Netanyahu insisted Israel would press on with its plans to destroy Hamas, saying: “We’ll continue with our war aims, namely to eradicate Hamas, because Hamas has already promised that they will do this again and again and again. They’re a genocidal terrorist cult. There’s no hope for peace between Israel and the Palestinians, between Israel and the Arab states, if we don’t eradicate this murderous movement that threatens the future of all of us.”

It is understood Cameron discussed the impact of the conflict on civilians and the need to take all possible measures to minimise civilian casualties, and urged the Israelis to take action to end settler violence in the West Bank. The UK foreign secretary highlighted the need to use the Kerem Shalom border crossing to scale up scanning and inspections to get more trucks in to Gaza.

In London, John Casson, Cameron’s former chief foreign policy adviser in Downing Street, criticised Netanyahu’s strategy, saying it was teaching hatred of Israel among Palestinians.

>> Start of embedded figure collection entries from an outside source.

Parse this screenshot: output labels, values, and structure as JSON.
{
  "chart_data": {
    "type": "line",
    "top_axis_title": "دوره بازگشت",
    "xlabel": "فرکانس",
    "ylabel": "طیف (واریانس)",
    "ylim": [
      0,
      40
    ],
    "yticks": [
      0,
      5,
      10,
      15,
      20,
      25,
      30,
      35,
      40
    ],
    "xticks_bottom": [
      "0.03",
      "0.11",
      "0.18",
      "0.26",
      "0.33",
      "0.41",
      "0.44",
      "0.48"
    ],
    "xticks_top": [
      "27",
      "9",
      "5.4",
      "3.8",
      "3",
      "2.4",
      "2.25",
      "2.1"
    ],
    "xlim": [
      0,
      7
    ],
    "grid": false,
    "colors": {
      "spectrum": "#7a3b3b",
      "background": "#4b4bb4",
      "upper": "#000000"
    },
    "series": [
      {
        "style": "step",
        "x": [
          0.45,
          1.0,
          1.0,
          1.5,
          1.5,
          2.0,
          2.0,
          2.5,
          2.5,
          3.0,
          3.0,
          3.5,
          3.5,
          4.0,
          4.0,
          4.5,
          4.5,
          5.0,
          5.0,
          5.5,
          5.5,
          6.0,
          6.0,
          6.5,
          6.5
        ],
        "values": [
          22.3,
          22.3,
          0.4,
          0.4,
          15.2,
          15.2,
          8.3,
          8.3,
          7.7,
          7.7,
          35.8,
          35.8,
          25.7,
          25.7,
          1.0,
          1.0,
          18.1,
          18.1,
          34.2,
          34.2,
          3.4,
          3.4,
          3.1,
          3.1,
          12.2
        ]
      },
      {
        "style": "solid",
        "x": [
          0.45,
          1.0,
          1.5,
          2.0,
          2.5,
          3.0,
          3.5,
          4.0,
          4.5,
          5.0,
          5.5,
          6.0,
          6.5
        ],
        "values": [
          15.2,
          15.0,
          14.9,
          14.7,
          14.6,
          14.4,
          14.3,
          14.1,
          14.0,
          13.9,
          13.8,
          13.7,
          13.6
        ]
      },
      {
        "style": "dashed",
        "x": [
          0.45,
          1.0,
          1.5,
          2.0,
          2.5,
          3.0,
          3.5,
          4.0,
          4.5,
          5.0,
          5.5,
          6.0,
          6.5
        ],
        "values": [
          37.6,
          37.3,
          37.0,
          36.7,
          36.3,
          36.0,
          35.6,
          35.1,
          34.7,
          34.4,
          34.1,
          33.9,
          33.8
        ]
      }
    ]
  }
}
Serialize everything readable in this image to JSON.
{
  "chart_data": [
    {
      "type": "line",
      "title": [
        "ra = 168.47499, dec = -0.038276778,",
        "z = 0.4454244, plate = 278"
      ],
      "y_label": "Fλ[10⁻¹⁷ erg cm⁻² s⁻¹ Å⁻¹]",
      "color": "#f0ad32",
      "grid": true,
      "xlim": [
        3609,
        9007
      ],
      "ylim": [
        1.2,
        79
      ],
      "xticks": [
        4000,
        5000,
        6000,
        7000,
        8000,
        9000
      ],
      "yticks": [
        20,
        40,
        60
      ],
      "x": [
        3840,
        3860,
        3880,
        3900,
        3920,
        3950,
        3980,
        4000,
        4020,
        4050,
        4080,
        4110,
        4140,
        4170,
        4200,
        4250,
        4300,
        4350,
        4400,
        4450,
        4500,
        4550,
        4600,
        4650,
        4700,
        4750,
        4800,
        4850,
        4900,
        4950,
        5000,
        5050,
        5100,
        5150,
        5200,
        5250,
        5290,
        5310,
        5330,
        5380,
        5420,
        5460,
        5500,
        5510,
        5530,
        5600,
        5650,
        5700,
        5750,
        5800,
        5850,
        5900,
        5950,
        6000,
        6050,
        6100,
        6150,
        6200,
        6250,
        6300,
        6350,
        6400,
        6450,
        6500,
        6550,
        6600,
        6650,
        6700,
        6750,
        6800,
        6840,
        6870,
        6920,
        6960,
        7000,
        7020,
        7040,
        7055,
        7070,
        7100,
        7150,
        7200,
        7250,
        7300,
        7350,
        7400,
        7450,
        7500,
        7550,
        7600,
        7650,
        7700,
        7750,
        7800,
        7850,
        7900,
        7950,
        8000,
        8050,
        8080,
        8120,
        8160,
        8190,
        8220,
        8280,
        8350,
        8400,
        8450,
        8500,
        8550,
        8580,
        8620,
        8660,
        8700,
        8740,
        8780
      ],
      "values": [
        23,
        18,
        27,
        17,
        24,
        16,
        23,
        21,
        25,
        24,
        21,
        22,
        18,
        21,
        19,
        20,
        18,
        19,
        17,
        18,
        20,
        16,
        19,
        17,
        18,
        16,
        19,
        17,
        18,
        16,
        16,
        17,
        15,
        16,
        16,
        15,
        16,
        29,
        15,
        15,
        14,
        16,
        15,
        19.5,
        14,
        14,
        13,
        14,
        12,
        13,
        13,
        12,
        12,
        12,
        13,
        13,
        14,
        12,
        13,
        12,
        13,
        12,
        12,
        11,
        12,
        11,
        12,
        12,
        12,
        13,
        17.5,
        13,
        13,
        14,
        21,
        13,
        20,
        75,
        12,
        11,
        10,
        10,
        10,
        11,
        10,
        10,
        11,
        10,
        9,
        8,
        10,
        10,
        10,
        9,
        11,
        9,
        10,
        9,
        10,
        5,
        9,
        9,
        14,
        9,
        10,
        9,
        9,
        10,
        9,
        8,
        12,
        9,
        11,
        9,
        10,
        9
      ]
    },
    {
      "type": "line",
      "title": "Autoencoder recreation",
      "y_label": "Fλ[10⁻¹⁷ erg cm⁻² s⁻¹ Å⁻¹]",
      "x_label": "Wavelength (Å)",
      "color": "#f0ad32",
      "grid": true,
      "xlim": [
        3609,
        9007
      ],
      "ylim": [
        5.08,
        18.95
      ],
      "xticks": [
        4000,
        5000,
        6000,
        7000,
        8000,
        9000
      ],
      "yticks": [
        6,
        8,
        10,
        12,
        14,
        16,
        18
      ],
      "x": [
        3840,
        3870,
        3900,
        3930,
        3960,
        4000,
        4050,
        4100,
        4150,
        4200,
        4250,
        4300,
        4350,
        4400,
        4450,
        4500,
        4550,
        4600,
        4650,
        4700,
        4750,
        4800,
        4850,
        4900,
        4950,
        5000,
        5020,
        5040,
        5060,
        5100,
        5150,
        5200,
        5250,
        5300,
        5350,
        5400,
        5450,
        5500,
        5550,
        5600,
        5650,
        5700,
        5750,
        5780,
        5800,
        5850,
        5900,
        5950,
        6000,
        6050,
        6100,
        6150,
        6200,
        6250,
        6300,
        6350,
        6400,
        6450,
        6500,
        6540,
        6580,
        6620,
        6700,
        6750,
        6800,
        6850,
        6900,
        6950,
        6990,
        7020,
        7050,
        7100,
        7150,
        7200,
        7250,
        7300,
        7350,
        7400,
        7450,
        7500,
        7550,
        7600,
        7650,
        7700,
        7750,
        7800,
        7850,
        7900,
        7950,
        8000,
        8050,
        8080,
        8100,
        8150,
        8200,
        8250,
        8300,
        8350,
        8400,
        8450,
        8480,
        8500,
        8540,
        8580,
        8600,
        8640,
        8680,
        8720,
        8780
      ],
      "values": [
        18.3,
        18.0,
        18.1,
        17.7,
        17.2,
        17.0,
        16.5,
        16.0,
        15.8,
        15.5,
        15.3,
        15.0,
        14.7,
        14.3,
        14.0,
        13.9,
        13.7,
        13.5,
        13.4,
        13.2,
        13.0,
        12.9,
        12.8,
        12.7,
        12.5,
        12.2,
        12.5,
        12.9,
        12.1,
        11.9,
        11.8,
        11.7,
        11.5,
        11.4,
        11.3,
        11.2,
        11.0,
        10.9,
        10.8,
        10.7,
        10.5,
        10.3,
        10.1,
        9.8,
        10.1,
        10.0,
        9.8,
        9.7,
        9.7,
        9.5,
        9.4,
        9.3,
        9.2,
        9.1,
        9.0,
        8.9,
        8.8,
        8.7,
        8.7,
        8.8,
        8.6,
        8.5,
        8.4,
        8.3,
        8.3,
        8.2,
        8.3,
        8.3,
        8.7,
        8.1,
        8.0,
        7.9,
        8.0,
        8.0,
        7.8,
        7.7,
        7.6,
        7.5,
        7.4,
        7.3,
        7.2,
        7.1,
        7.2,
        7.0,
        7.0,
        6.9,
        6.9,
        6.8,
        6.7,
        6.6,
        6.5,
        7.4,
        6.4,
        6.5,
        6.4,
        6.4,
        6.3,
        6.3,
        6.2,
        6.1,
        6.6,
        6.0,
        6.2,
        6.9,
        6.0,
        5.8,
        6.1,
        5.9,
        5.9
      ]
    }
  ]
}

He also called for a change to the ageing leadership of the Palestinian Authority.

In his main critique, he argued it was right to say “we stand with Israelis and say ‘never again’ to facing the terrorist horror of the last month – that is not the same as to say we endorse and enable what Prime Minister Benjamin Netanyahu and his partners are saying and doing because the two things are at odds.

“The current approach is not making the Israelis safe and secure for the long term but creating a traumatised generation of Palestinians and teaching them that Israel is their enemy and it is undermining the prospects of a two-state solution and deliberately dismantling it.”

Spain’s prime minister, Pedro Sánchez, also visited Israel on Thursday, telling Netanyahu and Herzog that the number of dead Palestinians was “truly unbearable”, and that the response to Hamas’s terrorist attacks last month cannot include “the deaths of innocent civilians, including thousands of children”.